We refer to Carlsen being the 16th linear World Champion, because in 1993 Garry Kasparov’s disputes with FIDE came to a head, and he created his own Professional Chess Association under whose auspices he would play his next challenger, Nigel Short. Thus began a split in the world of chess, where Kasparov was recognized as the linear champ, while FIDE continued to hold its own world championship contests (experimenting with both head-to-head matches and knockout tournaments). There were six different FIDE champions until the titles were reunified in 2006, two of whom were also linear World Champs. (For what it’s worth, Kasparov calls the split the worst mistake of his career.) Personally, I don’t find this schism too difficult to rationalize: The “true” title went through Kasparov to his vanquisher Kramnik, and with no disrespect, I don’t see Alexander Khalifman, Ruslan Ponomariov and co. as “real” World Champions. Will we feel that way about Carlsen’s successor? 

The difference between Fischer’s and Carlsen’s situations is that when Fischer forfeited his title, he no longer played competitively, and so any claim that he remained the true personification of chess’s best lost strength with every day that passed. If Fischer’s forfeit made him Pope Emeritus Benedict to Karpov’s Pope Francis, Carlsen’s abdication may result in chess’s Avignon Papacy, where one player is technically the World Champion because they did the paperwork correctly and played by the rules, but many fans continue to bow down to the real champion over on the hill.

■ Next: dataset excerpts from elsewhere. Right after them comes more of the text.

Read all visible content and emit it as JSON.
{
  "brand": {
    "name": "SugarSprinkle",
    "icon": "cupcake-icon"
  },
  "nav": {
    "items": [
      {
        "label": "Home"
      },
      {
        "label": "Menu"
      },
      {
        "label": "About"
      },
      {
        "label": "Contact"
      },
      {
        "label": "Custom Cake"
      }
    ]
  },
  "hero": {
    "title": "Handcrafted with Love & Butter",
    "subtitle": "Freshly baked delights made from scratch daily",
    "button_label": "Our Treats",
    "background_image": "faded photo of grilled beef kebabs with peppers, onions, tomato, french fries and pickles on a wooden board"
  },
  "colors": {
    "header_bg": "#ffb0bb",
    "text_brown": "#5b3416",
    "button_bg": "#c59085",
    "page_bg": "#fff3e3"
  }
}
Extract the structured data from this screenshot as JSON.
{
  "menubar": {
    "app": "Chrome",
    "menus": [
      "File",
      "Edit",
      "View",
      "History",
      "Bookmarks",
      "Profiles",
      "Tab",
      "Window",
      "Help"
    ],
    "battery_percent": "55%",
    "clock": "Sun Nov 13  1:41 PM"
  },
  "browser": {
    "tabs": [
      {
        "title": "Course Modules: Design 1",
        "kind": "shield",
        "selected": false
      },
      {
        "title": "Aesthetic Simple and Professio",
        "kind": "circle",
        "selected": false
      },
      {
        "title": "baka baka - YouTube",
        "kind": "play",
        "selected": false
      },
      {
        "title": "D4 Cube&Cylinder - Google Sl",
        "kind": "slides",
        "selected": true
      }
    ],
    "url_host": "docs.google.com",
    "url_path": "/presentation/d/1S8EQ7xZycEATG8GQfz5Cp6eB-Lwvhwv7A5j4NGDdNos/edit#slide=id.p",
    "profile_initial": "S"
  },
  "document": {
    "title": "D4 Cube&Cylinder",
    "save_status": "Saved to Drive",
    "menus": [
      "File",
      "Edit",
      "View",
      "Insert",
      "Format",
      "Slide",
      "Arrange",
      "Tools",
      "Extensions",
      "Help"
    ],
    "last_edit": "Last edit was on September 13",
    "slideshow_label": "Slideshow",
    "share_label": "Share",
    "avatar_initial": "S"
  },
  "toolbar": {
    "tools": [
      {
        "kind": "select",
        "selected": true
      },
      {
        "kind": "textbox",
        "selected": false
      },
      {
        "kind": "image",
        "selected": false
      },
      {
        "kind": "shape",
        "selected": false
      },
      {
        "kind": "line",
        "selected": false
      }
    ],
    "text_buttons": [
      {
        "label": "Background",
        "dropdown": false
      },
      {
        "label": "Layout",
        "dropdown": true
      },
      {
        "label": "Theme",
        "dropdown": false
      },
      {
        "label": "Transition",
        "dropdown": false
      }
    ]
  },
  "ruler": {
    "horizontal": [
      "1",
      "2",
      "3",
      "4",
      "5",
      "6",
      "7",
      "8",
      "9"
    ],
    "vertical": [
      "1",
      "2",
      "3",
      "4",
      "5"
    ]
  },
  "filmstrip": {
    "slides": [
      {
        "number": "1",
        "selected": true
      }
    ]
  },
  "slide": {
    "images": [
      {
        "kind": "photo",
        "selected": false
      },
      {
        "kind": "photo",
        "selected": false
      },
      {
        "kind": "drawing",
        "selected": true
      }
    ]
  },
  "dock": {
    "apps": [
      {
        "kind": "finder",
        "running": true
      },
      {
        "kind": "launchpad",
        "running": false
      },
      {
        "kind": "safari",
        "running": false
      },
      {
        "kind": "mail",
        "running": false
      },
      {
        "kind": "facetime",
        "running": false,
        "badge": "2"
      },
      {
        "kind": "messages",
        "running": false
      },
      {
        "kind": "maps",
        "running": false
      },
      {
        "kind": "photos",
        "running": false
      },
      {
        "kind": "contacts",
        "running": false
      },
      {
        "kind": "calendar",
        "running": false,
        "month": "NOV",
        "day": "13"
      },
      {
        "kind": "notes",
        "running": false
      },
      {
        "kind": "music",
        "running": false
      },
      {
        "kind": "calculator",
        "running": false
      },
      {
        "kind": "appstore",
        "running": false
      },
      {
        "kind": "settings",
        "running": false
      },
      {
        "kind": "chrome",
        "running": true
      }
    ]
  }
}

So, Magnus Carlsen has voluntarily closed the door on his era as chess’s undisputed king. It’s undeniable, so long as Magnus remains the best player in the world (which, for now, he undoubtedly is), that the magic of chess’s highest honor will be dulled a little bit. We obviously all wanted Carlsen to keep defending his title again and again until someone (perhaps Magnus Carlsen Jr. in 2043) knocked him off his perch, but it’s his life and he can do what he wants. 

As for the match between Nepomniachtchi and Ding—whoever wins will be by definition worthy of the title and our respect, but it would feel a little off if Nepo’s 2021 flameout was followed by his bust appearing alongside Carlsen’s in the Museum of Chess. That said, there’s no telling what the future holds: Just like with Botvinnik, Karpov, and Anand, either one of them could thrive with the title, overtake Carlsen as world No. 1, dominate the chess scene for the next decade, and render this episode a historical curiosity.

The king of the chess world has abdicated his throne. Long live the king.